Was uns bewegt

Zum ersten Mal wählen: Zwei junge Deutsche sagen, welche Themen Politiker aus ihrer Sicht vernachlässigen.

Erstwähler
dpa

Leoni Roller, 18 Jahre, Schülerin

„Ich bin ein ‚Merkel-Kind‘. Seit ich in der ersten Klasse war, ist sie Bundeskanzlerin. Nächstes Jahr möchte ich mein Abitur machen – mal sehen, ob sie dann immer noch regiert. Ich rechne ihr hoch an, was sie geschafft hat, und ich weiß, dass sie unter riesigem Druck steht. Trotzdem bin ich eher für einen Wechsel. Viele meiner Freunde sehen das ähnlich, wir wünschen uns Veränderung.

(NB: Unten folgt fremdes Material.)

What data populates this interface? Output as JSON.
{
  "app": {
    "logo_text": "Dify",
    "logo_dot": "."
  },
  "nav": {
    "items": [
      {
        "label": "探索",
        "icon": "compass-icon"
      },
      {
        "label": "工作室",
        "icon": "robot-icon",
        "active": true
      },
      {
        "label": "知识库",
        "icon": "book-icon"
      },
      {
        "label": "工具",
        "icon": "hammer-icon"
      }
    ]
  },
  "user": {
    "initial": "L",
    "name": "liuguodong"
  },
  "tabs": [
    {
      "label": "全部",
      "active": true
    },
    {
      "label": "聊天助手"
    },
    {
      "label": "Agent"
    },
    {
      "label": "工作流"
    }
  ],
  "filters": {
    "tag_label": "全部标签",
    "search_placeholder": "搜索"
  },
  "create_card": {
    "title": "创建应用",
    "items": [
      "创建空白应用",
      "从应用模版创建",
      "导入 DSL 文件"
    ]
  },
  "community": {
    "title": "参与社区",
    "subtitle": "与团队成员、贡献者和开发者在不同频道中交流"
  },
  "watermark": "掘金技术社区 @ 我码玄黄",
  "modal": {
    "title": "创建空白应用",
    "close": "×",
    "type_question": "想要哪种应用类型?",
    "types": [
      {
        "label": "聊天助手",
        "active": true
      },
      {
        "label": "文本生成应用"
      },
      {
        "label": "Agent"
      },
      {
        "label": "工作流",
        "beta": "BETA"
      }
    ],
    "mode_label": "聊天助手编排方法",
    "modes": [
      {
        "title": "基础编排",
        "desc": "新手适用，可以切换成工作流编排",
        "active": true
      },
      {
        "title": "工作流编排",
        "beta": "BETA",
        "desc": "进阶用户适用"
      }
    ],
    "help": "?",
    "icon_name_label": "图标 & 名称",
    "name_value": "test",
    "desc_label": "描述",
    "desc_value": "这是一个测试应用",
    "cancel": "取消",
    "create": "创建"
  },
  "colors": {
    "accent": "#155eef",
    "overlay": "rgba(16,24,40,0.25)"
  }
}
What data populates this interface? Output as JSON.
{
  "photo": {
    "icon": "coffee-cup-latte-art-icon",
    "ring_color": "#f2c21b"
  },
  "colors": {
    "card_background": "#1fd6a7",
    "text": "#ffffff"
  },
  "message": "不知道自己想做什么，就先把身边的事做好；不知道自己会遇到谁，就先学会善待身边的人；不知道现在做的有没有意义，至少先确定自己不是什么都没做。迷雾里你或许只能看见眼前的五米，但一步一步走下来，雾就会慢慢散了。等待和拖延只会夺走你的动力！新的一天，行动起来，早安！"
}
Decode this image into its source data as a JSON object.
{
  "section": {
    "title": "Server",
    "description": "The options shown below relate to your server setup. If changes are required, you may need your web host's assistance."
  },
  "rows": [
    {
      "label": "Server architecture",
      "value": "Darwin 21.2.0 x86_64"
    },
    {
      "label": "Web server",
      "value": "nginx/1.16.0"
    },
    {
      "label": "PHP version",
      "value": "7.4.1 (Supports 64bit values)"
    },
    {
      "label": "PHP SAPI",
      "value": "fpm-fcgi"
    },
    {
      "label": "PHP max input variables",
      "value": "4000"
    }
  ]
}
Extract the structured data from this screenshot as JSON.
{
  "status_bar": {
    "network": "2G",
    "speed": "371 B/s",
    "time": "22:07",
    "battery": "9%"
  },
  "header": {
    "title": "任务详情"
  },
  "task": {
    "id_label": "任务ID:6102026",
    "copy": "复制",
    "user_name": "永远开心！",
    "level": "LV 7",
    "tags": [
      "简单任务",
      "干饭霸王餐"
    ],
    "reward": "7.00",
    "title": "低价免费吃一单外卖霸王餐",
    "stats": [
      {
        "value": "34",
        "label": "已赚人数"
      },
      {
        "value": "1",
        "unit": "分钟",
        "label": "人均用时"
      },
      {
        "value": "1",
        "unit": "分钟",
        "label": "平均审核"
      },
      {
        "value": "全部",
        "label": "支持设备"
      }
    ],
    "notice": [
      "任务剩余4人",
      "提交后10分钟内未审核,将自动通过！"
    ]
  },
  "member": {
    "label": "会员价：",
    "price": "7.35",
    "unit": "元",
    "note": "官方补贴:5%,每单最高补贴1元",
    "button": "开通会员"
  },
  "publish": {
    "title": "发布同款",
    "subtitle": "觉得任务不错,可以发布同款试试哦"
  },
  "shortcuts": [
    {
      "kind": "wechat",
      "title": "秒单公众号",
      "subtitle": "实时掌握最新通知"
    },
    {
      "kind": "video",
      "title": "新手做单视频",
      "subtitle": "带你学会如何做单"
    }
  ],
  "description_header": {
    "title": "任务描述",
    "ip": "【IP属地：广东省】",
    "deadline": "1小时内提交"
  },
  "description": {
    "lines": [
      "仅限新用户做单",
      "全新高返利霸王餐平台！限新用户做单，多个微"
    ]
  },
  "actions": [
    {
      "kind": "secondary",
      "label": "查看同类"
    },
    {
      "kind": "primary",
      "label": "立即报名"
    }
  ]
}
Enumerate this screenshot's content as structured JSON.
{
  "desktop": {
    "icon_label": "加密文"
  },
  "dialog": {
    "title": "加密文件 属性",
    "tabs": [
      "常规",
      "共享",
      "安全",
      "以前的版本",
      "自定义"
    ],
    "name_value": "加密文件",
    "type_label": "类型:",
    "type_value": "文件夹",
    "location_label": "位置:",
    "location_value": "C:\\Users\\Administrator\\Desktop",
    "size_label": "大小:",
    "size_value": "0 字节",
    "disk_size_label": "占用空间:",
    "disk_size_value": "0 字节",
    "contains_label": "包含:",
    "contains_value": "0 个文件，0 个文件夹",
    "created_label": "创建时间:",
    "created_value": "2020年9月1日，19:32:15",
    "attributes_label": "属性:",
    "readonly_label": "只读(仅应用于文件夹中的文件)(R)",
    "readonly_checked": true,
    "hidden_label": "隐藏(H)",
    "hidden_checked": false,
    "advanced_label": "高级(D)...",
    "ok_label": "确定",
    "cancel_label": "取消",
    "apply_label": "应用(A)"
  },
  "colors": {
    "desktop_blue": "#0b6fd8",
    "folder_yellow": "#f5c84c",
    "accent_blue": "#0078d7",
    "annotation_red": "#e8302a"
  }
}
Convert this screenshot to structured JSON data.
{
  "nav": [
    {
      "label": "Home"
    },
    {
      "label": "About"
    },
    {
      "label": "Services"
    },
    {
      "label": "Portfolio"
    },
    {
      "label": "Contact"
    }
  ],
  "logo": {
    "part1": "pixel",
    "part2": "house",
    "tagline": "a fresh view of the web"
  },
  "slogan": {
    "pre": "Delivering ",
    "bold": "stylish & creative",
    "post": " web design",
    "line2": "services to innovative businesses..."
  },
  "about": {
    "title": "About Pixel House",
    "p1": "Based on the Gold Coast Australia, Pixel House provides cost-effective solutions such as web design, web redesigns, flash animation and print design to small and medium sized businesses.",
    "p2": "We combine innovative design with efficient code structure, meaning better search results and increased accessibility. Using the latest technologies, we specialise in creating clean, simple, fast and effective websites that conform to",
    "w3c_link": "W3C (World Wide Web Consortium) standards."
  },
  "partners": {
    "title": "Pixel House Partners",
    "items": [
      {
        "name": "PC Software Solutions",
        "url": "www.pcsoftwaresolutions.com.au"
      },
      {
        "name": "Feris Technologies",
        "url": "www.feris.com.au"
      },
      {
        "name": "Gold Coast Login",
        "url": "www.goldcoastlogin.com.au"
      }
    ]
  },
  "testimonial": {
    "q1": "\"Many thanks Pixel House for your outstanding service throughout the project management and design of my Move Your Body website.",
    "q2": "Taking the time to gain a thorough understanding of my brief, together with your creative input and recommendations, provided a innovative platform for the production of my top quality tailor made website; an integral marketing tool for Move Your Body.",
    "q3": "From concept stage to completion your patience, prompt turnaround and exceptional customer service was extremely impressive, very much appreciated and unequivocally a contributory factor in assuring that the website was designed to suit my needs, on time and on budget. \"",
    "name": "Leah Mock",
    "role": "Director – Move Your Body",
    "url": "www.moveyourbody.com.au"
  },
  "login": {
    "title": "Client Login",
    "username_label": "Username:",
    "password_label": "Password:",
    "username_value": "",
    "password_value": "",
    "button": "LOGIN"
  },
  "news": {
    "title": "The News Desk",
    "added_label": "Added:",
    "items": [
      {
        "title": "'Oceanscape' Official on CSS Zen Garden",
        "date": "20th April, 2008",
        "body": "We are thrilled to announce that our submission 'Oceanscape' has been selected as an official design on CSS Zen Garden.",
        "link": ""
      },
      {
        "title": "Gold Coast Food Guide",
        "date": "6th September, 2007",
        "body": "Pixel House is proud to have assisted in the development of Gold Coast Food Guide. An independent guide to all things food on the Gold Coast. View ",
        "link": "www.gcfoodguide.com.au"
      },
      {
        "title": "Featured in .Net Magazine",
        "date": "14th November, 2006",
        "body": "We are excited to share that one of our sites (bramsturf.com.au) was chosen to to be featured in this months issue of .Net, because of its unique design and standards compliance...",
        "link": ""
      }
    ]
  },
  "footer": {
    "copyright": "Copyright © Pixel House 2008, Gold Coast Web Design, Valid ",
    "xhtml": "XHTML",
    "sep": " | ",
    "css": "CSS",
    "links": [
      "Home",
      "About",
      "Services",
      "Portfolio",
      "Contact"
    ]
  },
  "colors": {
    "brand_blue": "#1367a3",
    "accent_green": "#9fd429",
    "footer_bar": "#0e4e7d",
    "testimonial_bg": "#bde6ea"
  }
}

Die Programme der einzelnen Parteien schaue ich mir genau an. Ein Thema, das mich sehr beschäftigt und berührt, ist die Flüchtlingsfrage. Natürlich kann Deutschland nicht jeden dauerhaft aufnehmen. Aber meiner Meinung nach müssen wir diesen Menschen so gut wie möglich helfen und sie integrieren, statt sie abzuschieben. Gleichzeitig sollte die Politik sich dafür einsetzen, dass man in ihren Heimatländern in Ruhe und Frieden leben kann. Wer meine Stimme bekommen will, muss sich außerdem klar gegen Rassismus aussprechen.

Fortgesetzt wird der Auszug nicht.